Why would anyone do such a thing, Cheese asks, with considerably more wit and swearing? (Seriously. Go read this thing the next time you're reading the internet on a device that doesn't have profanity filters enabled or any connection to your employer.) In short, it's because we get more out of work than just a paycheck.
Like what, you might ask?
1. Social connection.
Cheese points out that it's hard to make friends after you're out of school, and work is one place to do it. Even if you don't fall madly in platonic love with your co-workers, humans need company. Ask any unemployed person or freelancer, and they'll tell you: when people are alone too much, they start to get weird.
What would you do if you didn't have to do anything? If you said "nothing," you're in good company. But doing nothing at all -- or even just doing whatever you want, whenever you want -- gets old fast. Having to show up at a certain time and do things because they're required builds discipline, which makes it easier to do everything else that makes you a healthy, happy person, from eating well to exercising, to keeping a regular sleep schedule.
3. A sense of identity.
Quick: who are you? We bet your job title or at least your field came up in the first five words. You're not just your job, of course, but what you do becomes a big part of who you are, at least eventually.

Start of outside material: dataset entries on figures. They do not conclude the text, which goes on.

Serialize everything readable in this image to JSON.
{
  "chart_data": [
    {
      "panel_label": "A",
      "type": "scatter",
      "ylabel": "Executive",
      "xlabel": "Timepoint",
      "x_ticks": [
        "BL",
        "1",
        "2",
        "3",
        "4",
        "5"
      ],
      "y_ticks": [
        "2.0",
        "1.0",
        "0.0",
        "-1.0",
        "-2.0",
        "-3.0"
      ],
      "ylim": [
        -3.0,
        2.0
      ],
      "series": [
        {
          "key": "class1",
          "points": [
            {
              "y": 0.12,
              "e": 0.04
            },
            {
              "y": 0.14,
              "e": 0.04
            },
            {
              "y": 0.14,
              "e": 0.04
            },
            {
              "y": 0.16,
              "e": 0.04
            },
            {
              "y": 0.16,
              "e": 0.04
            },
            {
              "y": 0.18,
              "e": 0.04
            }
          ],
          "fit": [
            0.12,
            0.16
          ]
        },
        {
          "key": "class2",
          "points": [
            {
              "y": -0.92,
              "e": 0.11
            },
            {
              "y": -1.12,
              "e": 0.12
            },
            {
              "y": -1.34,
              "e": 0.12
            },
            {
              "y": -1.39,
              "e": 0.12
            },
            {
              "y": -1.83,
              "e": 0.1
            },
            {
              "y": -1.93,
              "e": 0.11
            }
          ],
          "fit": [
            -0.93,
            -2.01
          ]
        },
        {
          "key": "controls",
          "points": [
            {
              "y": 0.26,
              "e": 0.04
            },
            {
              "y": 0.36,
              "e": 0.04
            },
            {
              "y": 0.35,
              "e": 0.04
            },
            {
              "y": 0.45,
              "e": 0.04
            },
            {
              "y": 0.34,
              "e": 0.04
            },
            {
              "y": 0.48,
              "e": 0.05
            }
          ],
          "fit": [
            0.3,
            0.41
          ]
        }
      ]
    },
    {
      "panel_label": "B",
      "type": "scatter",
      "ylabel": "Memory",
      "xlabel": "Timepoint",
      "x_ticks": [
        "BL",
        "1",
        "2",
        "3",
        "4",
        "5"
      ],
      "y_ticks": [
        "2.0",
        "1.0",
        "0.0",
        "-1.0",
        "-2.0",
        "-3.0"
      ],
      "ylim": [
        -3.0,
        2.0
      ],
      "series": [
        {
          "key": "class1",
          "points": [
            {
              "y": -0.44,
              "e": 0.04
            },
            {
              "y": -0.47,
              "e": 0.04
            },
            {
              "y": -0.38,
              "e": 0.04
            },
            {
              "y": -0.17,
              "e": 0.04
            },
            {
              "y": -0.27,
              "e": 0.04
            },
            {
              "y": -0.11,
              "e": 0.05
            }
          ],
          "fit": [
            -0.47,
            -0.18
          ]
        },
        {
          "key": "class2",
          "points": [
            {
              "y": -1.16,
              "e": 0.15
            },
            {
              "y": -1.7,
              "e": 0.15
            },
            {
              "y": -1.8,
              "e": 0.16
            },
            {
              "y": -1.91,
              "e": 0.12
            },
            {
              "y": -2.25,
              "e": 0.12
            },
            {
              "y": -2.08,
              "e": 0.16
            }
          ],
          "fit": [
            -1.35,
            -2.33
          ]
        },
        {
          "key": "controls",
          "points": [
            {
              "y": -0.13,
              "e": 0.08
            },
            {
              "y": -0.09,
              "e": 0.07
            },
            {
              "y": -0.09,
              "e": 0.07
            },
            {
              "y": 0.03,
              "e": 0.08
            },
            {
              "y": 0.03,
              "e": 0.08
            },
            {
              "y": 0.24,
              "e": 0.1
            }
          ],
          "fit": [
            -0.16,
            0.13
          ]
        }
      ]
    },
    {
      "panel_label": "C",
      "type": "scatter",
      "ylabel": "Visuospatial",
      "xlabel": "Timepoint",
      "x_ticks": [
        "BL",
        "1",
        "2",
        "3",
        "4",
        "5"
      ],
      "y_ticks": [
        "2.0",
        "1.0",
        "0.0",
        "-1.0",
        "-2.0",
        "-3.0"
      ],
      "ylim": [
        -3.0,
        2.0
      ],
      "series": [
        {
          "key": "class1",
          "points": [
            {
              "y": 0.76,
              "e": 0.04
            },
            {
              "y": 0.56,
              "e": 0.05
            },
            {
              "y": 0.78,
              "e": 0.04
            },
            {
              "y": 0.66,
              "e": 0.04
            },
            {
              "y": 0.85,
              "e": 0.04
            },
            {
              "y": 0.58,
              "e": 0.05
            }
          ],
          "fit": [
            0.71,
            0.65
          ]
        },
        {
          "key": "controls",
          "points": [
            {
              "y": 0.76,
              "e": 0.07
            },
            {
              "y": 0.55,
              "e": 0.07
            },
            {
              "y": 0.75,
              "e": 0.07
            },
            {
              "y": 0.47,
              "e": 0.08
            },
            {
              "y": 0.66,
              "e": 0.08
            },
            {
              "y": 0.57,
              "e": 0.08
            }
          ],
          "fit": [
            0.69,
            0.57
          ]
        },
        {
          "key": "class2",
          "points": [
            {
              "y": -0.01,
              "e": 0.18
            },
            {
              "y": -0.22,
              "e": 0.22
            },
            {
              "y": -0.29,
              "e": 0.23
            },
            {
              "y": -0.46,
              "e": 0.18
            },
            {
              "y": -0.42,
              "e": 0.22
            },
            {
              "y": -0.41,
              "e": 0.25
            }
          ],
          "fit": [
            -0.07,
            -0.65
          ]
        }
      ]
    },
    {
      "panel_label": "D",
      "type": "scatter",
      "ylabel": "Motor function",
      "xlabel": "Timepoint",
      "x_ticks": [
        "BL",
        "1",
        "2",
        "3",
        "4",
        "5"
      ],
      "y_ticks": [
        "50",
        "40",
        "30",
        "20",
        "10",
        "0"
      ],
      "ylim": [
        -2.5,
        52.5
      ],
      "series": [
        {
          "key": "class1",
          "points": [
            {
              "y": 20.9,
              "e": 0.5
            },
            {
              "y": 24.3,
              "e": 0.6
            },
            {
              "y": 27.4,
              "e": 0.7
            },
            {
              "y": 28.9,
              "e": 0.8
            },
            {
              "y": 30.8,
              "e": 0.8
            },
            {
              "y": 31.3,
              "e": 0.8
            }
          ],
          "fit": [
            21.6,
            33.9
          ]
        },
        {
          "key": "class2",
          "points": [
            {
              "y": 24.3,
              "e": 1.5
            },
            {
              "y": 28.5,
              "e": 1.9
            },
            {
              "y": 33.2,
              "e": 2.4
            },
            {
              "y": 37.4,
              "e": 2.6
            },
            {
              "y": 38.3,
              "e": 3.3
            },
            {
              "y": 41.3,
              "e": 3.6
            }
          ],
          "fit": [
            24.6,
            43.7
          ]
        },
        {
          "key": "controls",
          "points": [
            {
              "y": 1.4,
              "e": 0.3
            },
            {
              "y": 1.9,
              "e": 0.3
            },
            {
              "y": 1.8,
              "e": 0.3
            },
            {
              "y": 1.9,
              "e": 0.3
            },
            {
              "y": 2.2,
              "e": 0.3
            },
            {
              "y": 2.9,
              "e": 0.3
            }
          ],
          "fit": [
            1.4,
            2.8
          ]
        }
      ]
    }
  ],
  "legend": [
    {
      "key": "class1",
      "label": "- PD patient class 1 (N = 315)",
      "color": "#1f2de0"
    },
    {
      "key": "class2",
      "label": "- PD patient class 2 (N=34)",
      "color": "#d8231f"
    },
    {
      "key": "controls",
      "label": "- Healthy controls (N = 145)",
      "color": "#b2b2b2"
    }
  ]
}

Now, if after considering all of that, you realize that you hate everyone you work with, have a daily schedule that's the opposite of how your brain and body chemistry work, and can't stand the idea of identifying yourself as Job Title X or Y, then it might be time to rethink your career track.
Not everyone can do what they love, but everyone should at least try to like what they do. If your current job isn't fitting that need, start making plans to change to something that does.